Although it is assumed that DGC-SLIN connectivity mediates GABAergic inhibition onto CA3[11], evidence linking acute modulation of DGC-SLIN connectivity in adult mice with electrophysiological changes in inhibition onto CA3 is conspicuously absent[28]. Therefore, we asked whether increasing DGC-SLIN connectivity by abLIM3 downregulation translated into physiological changes in excitatory inputs onto PV INs and increased GABAergic inhibition onto CA3. Characterization of mice in which PV SLINs were genetically labeled with tdTomato (PV-Cre:Ai14 mice) revealed that 90% of tdTomato+ cells also expressed PV (Fig. 2a-b). Next, we performed whole-cell recordings from tdTomato-expressing PV SLINs and CA3 pyramidal neurons in slices obtained from PV-Cre:Ai14 mice following lentiviral injections of shRNA and shNT constructs into the DG (Fig. 2c). Downregulating abLIM3 in DGCs increased frequency of miniature excitatory postsynaptic currents (mEPSCs) in PV SLINs (Fig. 2d, g) consistent with increased numbers of VGLUT1+ MFT filopodial contacts onto PV SLINs (Fig. 1g, h). Interestingly, we noted a decrease in amplitude of mEPSCs in PV SLINs suggestive of potential homeostatic changes in response to the increased excitatory drive onto these cells (Fig. 2d, g). Recordings from CA3 pyramidal neurons revealed an increase in frequency, but not amplitude, of miniature inhibitory postsynaptic currents (mIPSCs) (Fig. 2e, g). Consistent with increased mIPSCs in CA3 neurons, increasing mossy fiber excitatory drive onto PV SLINs significantly enhanced the number of PV-positive puncta density in the CA3 pyramidal layer (Fig.2h). Additionally, amplitude of miniature excitatory postsynaptic currents (mEPSCs) in CA3 neurons was decreased with no effect on mEPSC frequency (Fig. 2f, g).
Figure 2

abLIM3 downregulation in DGCs increases mEPSCs in PV SLINs and PV puncta in CA3

(a) Representative images of genetically recombined tdTomato+ cells and PV+ cell (PV antibody staining) in CA3 of PV-Cre:Ai14 mice. Box highlights magnified regions (left). Immunostaining was replicated 2 times. (b) Pie graphs showing distribution of tdTomato + and PV+ cells in CA3 area including Stratum Pyramidale (SP), Stratum Oriens (SO) Stratum Radiatum (SR) and Stratum Lucidum (SL). (c) Schematic of lentiviral-shNT/shRNA injections into DG of PV- Cre:Ai14 mice (upper).
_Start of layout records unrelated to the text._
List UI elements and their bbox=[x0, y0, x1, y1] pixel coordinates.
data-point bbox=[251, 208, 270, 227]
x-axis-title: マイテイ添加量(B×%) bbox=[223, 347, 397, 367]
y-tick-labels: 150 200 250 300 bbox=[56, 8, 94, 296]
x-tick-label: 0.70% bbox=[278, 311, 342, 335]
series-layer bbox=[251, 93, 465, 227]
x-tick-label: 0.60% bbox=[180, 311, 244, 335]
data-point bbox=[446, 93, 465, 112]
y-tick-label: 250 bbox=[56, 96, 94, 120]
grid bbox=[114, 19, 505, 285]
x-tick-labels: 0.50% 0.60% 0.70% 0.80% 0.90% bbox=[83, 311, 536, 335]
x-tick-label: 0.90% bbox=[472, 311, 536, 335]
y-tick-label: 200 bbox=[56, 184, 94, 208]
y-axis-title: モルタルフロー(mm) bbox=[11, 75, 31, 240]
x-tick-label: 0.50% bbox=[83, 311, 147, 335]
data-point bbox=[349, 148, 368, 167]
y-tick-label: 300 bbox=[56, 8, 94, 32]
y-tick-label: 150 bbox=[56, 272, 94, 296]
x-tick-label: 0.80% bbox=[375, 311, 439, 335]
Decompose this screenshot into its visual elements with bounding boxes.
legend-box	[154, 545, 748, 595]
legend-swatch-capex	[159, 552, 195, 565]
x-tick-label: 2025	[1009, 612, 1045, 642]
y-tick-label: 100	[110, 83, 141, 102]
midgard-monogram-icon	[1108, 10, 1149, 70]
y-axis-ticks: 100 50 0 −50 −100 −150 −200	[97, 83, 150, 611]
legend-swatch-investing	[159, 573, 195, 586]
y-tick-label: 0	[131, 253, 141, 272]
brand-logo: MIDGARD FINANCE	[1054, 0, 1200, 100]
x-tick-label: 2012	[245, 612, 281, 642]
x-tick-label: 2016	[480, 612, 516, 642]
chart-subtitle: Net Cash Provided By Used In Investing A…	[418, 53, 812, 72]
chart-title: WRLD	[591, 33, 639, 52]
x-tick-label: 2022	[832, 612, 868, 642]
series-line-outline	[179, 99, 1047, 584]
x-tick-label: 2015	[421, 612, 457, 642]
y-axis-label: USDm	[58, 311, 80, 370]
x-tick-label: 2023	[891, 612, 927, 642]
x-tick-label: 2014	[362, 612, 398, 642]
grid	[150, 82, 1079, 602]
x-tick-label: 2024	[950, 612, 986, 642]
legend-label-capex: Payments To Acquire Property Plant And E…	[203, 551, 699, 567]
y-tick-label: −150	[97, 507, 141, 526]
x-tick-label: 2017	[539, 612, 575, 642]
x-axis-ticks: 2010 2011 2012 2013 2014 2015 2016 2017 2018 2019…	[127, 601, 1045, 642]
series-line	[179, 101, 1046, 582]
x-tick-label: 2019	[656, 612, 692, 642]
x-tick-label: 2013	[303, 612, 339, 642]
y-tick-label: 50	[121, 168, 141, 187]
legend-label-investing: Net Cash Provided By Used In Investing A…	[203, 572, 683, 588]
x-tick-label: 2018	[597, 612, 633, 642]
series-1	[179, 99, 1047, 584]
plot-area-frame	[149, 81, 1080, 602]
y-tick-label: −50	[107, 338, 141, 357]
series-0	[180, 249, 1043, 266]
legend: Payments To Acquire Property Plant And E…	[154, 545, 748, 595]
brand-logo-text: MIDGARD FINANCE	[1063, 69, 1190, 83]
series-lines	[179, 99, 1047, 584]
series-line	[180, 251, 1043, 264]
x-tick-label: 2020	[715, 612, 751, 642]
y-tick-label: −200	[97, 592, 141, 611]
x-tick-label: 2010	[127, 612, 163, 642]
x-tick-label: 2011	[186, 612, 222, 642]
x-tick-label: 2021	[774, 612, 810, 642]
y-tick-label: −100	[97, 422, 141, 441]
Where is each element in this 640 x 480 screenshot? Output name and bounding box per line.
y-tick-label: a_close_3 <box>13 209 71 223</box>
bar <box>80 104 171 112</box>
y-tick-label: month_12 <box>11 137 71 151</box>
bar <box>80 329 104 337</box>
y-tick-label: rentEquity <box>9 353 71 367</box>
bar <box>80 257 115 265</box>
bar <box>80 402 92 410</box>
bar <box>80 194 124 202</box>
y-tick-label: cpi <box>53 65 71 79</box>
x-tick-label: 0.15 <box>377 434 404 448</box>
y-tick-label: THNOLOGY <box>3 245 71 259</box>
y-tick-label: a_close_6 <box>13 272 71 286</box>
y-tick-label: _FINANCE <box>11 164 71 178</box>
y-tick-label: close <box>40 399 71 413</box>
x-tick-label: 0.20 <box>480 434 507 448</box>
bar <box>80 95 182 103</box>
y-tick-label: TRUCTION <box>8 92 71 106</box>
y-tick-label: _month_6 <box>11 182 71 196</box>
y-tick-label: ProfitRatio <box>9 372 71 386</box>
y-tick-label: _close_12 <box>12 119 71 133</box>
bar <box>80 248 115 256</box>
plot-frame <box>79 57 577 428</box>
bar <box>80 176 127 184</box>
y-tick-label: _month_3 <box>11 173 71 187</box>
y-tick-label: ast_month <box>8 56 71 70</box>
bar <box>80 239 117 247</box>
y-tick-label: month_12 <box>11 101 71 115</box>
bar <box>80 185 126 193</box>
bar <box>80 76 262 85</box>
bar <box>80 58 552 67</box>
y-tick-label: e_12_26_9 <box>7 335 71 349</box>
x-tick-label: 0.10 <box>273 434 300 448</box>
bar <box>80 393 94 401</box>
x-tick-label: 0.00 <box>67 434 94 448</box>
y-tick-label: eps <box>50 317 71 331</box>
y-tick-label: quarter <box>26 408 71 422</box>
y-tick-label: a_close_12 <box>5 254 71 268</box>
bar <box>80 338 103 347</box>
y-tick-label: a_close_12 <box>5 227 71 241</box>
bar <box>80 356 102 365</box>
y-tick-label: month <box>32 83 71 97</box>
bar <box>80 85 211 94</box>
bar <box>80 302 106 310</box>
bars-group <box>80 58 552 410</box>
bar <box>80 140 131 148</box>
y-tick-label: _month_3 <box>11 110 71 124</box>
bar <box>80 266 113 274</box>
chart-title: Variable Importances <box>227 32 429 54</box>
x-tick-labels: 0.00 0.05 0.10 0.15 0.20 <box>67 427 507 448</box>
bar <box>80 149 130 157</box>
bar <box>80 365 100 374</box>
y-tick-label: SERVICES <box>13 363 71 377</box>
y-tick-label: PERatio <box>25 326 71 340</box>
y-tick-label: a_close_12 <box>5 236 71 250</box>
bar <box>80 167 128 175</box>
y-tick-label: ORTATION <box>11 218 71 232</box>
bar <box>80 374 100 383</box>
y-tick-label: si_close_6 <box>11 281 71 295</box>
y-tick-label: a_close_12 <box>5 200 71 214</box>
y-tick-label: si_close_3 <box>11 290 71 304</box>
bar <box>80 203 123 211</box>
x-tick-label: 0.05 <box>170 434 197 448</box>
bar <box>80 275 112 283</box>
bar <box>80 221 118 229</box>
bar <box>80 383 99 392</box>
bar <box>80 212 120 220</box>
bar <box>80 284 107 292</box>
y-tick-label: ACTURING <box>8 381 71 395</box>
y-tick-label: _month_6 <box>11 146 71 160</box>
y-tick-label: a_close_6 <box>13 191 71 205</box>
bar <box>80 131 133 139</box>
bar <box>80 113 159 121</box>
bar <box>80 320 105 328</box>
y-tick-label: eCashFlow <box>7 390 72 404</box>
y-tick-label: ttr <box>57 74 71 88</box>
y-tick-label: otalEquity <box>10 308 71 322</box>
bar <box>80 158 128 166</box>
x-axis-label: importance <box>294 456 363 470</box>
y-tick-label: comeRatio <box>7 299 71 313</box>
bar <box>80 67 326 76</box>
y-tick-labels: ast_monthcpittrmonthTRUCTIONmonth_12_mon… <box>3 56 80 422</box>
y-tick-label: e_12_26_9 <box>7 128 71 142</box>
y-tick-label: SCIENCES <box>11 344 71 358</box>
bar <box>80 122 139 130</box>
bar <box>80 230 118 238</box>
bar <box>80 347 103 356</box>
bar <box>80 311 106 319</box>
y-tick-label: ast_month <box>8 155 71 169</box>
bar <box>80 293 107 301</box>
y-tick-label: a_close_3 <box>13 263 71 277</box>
Images showing lentiviral-shNT/shRNA infected GFP+ MFTs in PV- Cre:Ai14 mice, box highlights magnified regions (lower). (d) Whole cell recording of mEPSC frequency (left, k-s test, p < 0.0001; shNT: 3887 events from n=13 cells, shRNA: 3588 events from n=12 cells, 3 mice per group) and mEPSC amplitude (right, k-s test, p < 0.0001; shNT: 3900 events from n=13 cells, shRNA: 3600 events from n=12 cells, 3 mice per group) from PV SLINs. (e) Intracellular recording of mIPSC frequency (left, k-s test, p < 0.0001; shNT: 2691 events from n=9 cells, shRNA: 2691 events from n=9 cells, 3 mice per group) and mIPSC amplitude (right, k-s test, p = 0.0126; shNT: 2700 events from n=9 cells, shRNA: 2700 events from n=9 cells, 3 mice per group) from CA3 Pyramidal neurons. (f) Intracellular recording of mEPSC frequency (left, k-s test, p = 0.0222 middle, k-s test, p < 0.0001; shNT: 1209 events from n=9 cells, shRNA: 1620 events from n=12 cells, 3 mice per group) and mEPSC amplitude (right, k-s test, p < 0.0001; shNT: 1218 events from n=9 cells, shRNA: 1632 events from n=12 cells, 3 mice per group) from CA3 Pyramidal neurons. (g) Schematic showing how abLIM3 knockdown in DGCs increases number of MFT filopodial contacts with PV SLINs to exert increased inhibition onto CA3 (left) with representative recording traces from each set of recordings (right). (h) Images showing PV+ puncta (arrows) in CA3 stratum pyramidale of lentiviral shNT and shRNA injected mice (left) and bar graph of PV puncta density in CA3 of shRNA/shNT injected mice (right) (two tailed unpaired t test, **p < 0.01, n=4,4 mice, Data are represented mean ± SEM). Scale bar represents 100 μm in a and c, 10 μm in a and h, and 5 μm in c. See supplementary Table 1.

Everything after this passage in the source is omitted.